Autre sujet de préoccupation : la menace de prolifération et, plus spécifiquement, les tentatives visant à ranimer le Plan d’action global conjoint (JCPOA). Pour Suzanne Maloney, de la Brookings Institution, ces tentatives sont annihilées par un climat de méfiance généralisé et le moment se rapproche où il deviendra impossible d’empêcher Téhéran de franchir le seuil nucléaire. La Chine, ici encore, est impliquée, puisqu’elle est prête à contourner les sanctions internationales pour continuer à acheter du pétrole à l’Iran, offrant ainsi une bulle d’oxygène à l’économie de ce pays, ce qui dispense les Iraniens de parvenir à un accord.

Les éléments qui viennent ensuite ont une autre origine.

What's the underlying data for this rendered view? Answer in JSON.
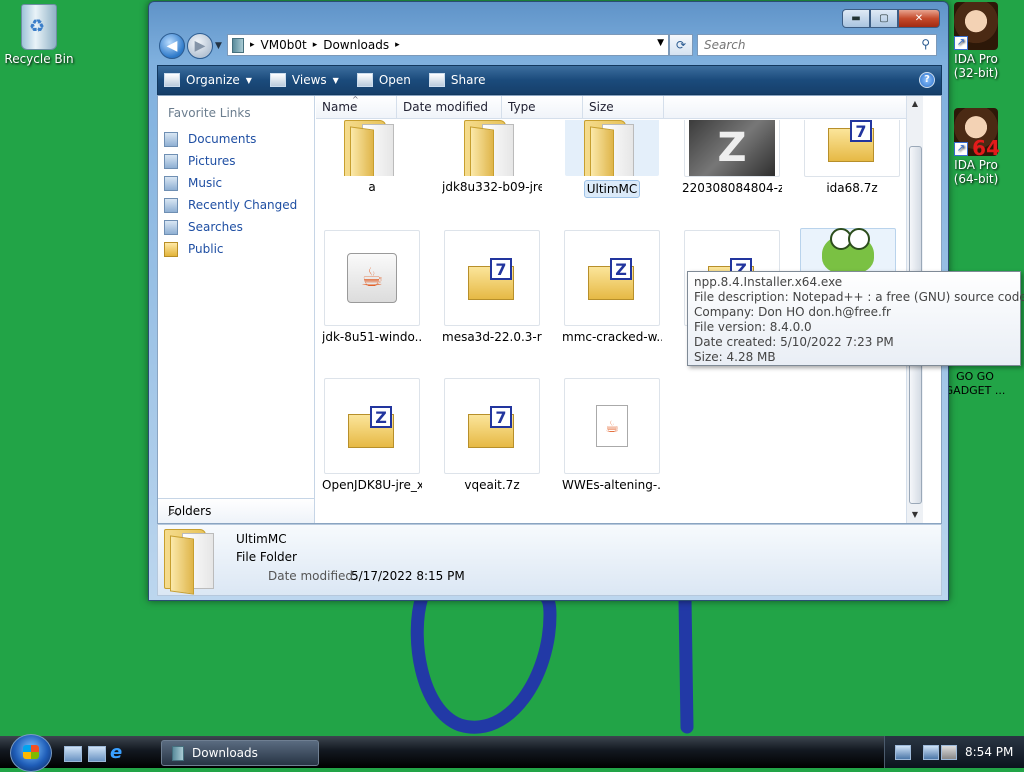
{
  "desktop": {
    "recycle_bin_label": "Recycle Bin",
    "ida32_label_line1": "IDA Pro",
    "ida32_label_line2": "(32-bit)",
    "ida64_label_line1": "IDA Pro",
    "ida64_label_line2": "(64-bit)",
    "ida64_badge": "64",
    "gogo_line1": "GO GO",
    "gogo_line2": "GADGET ..."
  },
  "window": {
    "buttons": {
      "minimize": "▬",
      "maximize": "▢",
      "close": "✕"
    },
    "address": {
      "crumbs": [
        "VM0b0t",
        "Downloads"
      ],
      "separator": "▸"
    },
    "search_placeholder": "Search",
    "toolbar": {
      "organize": "Organize",
      "views": "Views",
      "open": "Open",
      "share": "Share",
      "help": "?"
    },
    "nav_pane": {
      "title": "Favorite Links",
      "links": [
        "Documents",
        "Pictures",
        "Music",
        "Recently Changed",
        "Searches",
        "Public"
      ],
      "folders_label": "Folders"
    },
    "columns": [
      "Name",
      "Date modified",
      "Type",
      "Size"
    ],
    "items": [
      {
        "label": "a",
        "icon": "folder-icon"
      },
      {
        "label": "jdk8u332-b09-jre",
        "icon": "folder-icon"
      },
      {
        "label": "UltimMC",
        "icon": "folder-icon",
        "selected": true
      },
      {
        "label": "220308084804-z-...",
        "icon": "image-thumbnail",
        "thumb_text": "Z"
      },
      {
        "label": "ida68.7z",
        "icon": "7z-archive-icon",
        "badge": "7"
      },
      {
        "label": "jdk-8u51-windo...",
        "icon": "java-icon"
      },
      {
        "label": "mesa3d-22.0.3-re...",
        "icon": "7z-archive-icon",
        "badge": "7"
      },
      {
        "label": "mmc-cracked-w...",
        "icon": "zip-archive-icon",
        "badge": "Z"
      },
      {
        "label": "n",
        "icon": "zip-archive-icon",
        "badge": "Z"
      },
      {
        "label": "",
        "icon": "notepad-plus-plus-icon"
      },
      {
        "label": "OpenJDK8U-jre_x...",
        "icon": "zip-archive-icon",
        "badge": "Z"
      },
      {
        "label": "vqeait.7z",
        "icon": "7z-archive-icon",
        "badge": "7"
      },
      {
        "label": "WWEs-altening-...",
        "icon": "java-jar-icon"
      }
    ],
    "details": {
      "name": "UltimMC",
      "type": "File Folder",
      "modified_label": "Date modified:",
      "modified_value": "5/17/2022 8:15 PM"
    }
  },
  "tooltip": {
    "lines": [
      "npp.8.4.Installer.x64.exe",
      "File description: Notepad++ : a free (GNU) source code editor",
      "Company: Don HO don.h@free.fr",
      "File version: 8.4.0.0",
      "Date created: 5/10/2022 7:23 PM",
      "Size: 4.28 MB"
    ]
  },
  "taskbar": {
    "task_label": "Downloads",
    "clock": "8:54 PM"
  }
}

À Washington, la délégation, conduite par Ivans Klementjevs (Lettonie) et Muhammet Naci Cinisli (Turquie), et qui comptait 36 membres des sous-commissions sur les relations économiques transatlantiques et sur la résilience et la sécurité civile, a également rencontré des responsables du Fonds monétaire international et de la Banque mondiale, avant de gagner New York. Après un passage au mémorial du 11 septembre, où elle a rendu hommage aux victimes des attentats en 2001, elle a assisté à des réunions à l’ONU, au siège de la police new-yorkaise et au Watch Command/Emergency Operations Center du Bureau de gestion des situations d’urgence de la ville de New York.
Cette visite a marqué la reprise en présentiel des visites d’étude des commissions de l’Assemblée, suspendues en raison de la pandémie depuis plus d’un an et demi.